The kernel density plots also provided us with information about the direction of the difference: movies in 2016 were rated slightly lower than those in 2015.
we now need to analyze more granular information.
rating2015 = bdata_2015['Fandango_Stars'].value_counts(normalize=True)*100
rating2016 = adata_2016['fandango'].value_counts(normalize=True)*100
comparison = pd.concat([rating2015, rating2016], axis=1)
comparison.rename(columns = {'Fandango_Stars': 'Ratings in 2015',
'fandango': 'Ratings in 2016'},
inplace=True)
comparison['Difference'] = comparison['Ratings in 2016'] - comparison['Ratings in 2015']
comparison
Ratings in 2015 | Ratings in 2016 | Difference | |
---|---|---|---|
2.5 | NaN | 3.141361 | NaN |
3.0 | 8.527132 | 7.329843 | -1.197289 |
3.5 | 17.829457 | 24.083770 | 6.254312 |
4.0 | 28.682171 | 40.314136 | 11.631966 |
4.5 | 37.984496 | 24.607330 | -13.377166 |
5.0 | 6.976744 | 0.523560 | -6.453184 |
Observations:
We confirmed with the table before that there is indeed a clear difference between the two distributions. Let's take a couple of summary metrics to get a more precise picture about the direction of the change. In what follows, we'll compute the mean, the median, and the mode for both distributions and then use a bar graph to plot the values.

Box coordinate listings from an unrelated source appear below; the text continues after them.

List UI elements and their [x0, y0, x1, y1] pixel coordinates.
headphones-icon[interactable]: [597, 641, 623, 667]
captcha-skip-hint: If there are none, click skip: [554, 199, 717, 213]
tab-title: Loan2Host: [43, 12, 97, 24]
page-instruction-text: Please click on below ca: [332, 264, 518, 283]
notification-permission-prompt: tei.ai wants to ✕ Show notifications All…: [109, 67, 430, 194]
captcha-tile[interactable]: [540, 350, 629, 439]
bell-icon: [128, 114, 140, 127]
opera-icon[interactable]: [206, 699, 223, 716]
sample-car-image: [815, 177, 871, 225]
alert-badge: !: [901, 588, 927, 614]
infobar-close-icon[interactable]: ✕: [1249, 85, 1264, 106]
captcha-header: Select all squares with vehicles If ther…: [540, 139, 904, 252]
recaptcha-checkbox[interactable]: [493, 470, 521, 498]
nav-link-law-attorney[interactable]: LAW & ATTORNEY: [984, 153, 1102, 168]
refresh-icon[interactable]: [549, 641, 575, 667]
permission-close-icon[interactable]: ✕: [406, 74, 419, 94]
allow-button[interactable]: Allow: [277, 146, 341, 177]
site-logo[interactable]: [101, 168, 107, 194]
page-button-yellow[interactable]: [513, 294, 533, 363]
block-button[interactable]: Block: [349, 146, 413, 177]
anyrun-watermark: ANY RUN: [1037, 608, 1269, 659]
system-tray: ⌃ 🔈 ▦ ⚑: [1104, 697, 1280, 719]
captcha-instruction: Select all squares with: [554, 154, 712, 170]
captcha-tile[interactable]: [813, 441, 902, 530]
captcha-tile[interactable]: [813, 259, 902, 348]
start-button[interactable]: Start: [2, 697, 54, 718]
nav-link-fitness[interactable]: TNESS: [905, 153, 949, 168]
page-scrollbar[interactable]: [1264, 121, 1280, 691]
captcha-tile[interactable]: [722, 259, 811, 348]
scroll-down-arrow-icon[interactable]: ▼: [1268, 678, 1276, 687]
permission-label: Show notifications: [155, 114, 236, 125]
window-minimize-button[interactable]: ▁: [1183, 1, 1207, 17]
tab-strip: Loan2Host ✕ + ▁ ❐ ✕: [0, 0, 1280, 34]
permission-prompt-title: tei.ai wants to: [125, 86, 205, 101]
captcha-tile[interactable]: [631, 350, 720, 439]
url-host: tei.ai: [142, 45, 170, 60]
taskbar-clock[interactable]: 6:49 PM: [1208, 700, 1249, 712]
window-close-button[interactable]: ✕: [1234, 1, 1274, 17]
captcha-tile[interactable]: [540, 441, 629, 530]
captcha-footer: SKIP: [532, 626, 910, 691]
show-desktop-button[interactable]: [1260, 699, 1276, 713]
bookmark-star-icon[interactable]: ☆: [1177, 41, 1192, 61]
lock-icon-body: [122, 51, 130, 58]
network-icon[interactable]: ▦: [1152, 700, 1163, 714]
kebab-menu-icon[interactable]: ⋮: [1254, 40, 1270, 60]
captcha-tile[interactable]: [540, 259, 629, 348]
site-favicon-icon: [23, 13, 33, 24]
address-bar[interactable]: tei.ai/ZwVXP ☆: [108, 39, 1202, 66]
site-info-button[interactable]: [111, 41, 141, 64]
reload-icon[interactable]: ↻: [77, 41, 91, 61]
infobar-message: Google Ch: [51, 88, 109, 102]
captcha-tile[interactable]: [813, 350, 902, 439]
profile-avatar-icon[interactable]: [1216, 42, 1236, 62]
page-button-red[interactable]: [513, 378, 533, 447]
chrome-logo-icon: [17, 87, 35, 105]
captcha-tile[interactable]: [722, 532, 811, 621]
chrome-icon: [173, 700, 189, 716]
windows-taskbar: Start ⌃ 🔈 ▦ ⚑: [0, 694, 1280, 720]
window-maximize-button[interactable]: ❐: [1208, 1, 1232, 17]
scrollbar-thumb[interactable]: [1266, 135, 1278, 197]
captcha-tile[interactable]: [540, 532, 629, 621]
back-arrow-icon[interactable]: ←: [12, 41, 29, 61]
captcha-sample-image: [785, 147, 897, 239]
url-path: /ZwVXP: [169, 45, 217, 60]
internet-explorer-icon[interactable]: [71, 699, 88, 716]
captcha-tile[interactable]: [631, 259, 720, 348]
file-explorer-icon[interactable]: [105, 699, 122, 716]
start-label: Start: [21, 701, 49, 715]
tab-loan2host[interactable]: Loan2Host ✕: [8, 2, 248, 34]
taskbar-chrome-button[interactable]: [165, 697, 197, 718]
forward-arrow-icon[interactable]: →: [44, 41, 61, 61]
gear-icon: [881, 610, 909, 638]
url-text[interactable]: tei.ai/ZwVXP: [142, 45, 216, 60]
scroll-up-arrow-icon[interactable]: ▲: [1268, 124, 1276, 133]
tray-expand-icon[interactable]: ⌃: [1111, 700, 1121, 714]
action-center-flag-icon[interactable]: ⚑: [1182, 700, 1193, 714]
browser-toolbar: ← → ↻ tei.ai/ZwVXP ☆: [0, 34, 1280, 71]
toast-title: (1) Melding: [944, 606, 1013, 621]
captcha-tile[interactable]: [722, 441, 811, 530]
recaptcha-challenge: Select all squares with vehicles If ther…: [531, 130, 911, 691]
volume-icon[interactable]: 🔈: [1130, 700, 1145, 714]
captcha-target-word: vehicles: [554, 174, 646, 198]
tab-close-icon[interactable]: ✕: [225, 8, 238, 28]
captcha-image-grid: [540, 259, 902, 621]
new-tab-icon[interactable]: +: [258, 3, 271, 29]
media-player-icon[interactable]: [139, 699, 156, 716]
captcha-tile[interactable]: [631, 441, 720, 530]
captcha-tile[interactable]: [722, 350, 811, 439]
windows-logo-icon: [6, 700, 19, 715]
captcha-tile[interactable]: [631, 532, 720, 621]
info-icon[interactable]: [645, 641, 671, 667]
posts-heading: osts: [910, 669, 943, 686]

mean_2015 = bdata['Fandango_Stars'].mean()
mean_2016 = adata['fandango'].mean()
median_2015 = bdata['Fandango_Stars'].median()
median_2016 = adata['fandango'].median()
mode_2015 = bdata['Fandango_Stars'].mode()[0] # the output of Series.mode() is a bit uncommon
mode_2016 = adata['fandango'].mode()[0]
summary = pd.DataFrame()
summary['2015'] = [mean_2015, median_2015, mode_2015]
summary['2016'] = [mean_2016, median_2016, mode_2016]
summary.index = ['mean', 'median', 'mode']
summary
2015 | 2016 | |
---|---|---|
mean | 4.089041 | 3.89486 |
median | 4.000000 | 4.00000 |
mode | 4.500000 | 4.00000 |
plt.style.use('fivethirtyeight')
summary['2015'].plot.bar(color = '#0066FF', align = 'center', label = '2015', width = .25)
summary['2016'].plot.bar(color = '#CC0000', align = 'edge', label = '2016', width = .25,
rot = 0, figsize = (8,5))
plt.title('Comparison of Statistical Summary for Fandango\'s ratings (2015 vs 2016)', y = 1.07)
plt.ylim(0,5.5)
plt.yticks(np.arange(0,5.1,.5))
plt.ylabel('Stars - Fandango\'s Ratings')
plt.legend(framealpha = 0, loc = 'upper center')
plt.show()
Observations
It can be seen that Fandango's rating system has been improved to some extent. The difference is not very clear but there is an indication of Hickey's article impact over the Fandango's Movie Ratings System
Based on comparing the ratings that movies recieved in 2015 and 2016 and using this comparison as a proxy to investigate the impact of Hickey's Analysis impact over Fandango, here are our insights
Fandango ratings systems did see a change after the Hickey's Article. But we are still unsure of what exactly caused that change.